Friday, April 02, 2021

Song of the Day: 'The Killing Fields' by Rosanne Cash


The lovely and talented Rosanne Cash is back with a haunting new single, one she says she wrote "during a volatile, heartbreaking moment in America last summer." 

All proceeds from "The Killing Fields" go to Arkansas Peace and Justice Memorial Movement (@APJMM2019 in collaboration with @eji_org & @comingtothetable).


Purchase and streaming options HERE.

You would have to be a Republican monster to not be going through a reckoning with racial justice after what we've witnessed, especially since the advent of smartphones. 

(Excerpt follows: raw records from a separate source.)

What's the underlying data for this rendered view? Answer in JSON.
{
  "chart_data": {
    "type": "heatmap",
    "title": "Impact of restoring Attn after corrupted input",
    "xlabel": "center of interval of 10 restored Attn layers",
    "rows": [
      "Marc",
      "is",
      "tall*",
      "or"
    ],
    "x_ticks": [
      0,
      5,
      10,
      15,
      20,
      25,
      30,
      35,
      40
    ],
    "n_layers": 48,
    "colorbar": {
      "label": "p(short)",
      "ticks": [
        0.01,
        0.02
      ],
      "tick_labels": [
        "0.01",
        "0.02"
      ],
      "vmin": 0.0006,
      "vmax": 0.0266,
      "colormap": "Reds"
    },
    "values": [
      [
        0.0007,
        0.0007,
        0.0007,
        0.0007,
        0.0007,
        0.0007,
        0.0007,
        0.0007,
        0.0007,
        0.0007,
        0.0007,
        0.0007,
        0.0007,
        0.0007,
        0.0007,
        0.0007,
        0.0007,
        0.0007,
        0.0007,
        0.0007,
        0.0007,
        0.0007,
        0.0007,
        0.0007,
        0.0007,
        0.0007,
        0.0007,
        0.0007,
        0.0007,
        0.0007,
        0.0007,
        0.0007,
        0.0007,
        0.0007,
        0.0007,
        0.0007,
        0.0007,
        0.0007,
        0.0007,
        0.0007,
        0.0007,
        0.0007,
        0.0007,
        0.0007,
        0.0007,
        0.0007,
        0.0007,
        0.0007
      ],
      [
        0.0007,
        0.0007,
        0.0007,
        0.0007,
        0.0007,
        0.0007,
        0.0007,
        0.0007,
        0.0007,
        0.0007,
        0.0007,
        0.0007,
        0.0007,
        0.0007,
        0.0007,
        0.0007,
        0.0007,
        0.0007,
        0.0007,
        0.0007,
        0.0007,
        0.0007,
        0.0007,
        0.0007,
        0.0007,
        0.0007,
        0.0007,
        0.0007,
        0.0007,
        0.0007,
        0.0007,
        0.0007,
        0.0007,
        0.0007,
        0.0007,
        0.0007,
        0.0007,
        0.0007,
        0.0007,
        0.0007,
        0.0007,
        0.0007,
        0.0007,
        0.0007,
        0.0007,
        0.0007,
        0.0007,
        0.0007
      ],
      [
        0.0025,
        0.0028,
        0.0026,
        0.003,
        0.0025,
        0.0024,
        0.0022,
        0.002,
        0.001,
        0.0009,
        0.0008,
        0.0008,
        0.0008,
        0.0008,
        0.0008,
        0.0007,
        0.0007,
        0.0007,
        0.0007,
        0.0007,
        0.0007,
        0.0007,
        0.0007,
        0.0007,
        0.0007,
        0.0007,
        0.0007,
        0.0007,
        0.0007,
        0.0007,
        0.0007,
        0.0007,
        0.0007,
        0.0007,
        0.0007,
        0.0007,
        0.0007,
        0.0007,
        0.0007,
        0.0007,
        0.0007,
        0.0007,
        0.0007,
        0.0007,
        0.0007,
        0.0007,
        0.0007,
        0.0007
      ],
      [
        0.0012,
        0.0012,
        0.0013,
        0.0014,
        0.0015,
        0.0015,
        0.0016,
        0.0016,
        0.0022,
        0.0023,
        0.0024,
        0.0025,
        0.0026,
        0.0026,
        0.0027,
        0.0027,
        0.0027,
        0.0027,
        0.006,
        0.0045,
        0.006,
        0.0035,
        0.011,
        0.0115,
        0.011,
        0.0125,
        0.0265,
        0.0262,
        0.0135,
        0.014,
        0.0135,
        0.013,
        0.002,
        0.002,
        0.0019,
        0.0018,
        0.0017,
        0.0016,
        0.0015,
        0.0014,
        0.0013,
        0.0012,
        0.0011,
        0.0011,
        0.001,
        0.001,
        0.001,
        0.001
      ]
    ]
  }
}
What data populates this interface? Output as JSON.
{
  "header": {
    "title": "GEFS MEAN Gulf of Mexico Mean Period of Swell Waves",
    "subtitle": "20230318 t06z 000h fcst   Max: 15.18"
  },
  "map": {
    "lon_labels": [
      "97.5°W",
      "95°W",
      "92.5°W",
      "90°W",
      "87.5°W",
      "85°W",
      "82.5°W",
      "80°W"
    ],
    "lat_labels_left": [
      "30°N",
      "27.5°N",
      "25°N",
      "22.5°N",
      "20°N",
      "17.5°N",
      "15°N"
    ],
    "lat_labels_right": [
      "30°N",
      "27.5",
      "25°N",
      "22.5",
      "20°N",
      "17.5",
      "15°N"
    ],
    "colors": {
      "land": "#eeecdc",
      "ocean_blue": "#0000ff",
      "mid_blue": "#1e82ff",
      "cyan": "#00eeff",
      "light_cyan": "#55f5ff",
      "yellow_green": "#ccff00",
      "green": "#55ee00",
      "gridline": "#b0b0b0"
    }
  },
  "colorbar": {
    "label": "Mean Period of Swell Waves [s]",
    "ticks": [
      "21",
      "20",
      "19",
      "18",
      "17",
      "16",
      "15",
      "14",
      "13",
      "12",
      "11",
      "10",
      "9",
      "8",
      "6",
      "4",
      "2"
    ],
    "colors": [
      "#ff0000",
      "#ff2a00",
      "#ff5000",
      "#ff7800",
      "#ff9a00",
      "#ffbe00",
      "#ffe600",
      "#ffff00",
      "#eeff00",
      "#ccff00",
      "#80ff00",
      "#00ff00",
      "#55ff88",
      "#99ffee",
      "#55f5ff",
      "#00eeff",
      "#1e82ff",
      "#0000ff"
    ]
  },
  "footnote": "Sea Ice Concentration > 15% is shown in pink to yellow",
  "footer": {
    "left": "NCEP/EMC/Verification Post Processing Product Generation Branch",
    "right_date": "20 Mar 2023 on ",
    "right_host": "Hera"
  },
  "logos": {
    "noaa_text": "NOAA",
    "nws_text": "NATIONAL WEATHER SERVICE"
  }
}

I'm guessing this song must have been especially meaningful to Rosanne, whose family was targeted by white supremacists back in 1965 when her father, Johnny Cash, was photographed with wife Vivian after appearing in an El Paso, Texas, courthouse facing drug-smuggling charges. Were the Jim Crow fans upset that he might have been a druggie, you ask? No, it was the way his pretty wife looked they had a problem with.


Biographer Michael Streissguth said Cash's manager felt he had to respond: “He was out there saying that Cash was not married to a black woman.” Cash made a statement that his wife was, in fact, white, and threatened a lawsuit.

Vivian later wrote in her 2008 memoir that her husband was harassed and boycotted by some Southern fans. “Johnny and I received death threats, and an already shameful situation was made infinitely worse."

Cut to Rosanne's recently aired episode of "Finding Your Roots," where genealogists discovered that her mother did in fact descend from slavery. (One of Rosanne’s maternal great-great-great-grandmothers, Sarah A. Shields, was a mixed-race woman born into slavery, who was freed along with her eight siblings by their white father.) 

It's hard to imagine if this in any way changes how Rosanne and her family feel about the whole ugly chapter. (The Cashes have long been associated with racial equality before any DNA testing was done.) I think she might have said, "So they were kind of right" to Henry Louis Gates as he delivered the news. The only way I can even think to relate to it is having grown up being called a "f****t" my whole life and then years later finally coming to terms with who I am. 

Rosanne, of course, looked understandably mortified by all the slave-owning ancestors in her family tree, which no doubt inspired this poignant lyric from the new single: ‘All that came before us is not who we are now.’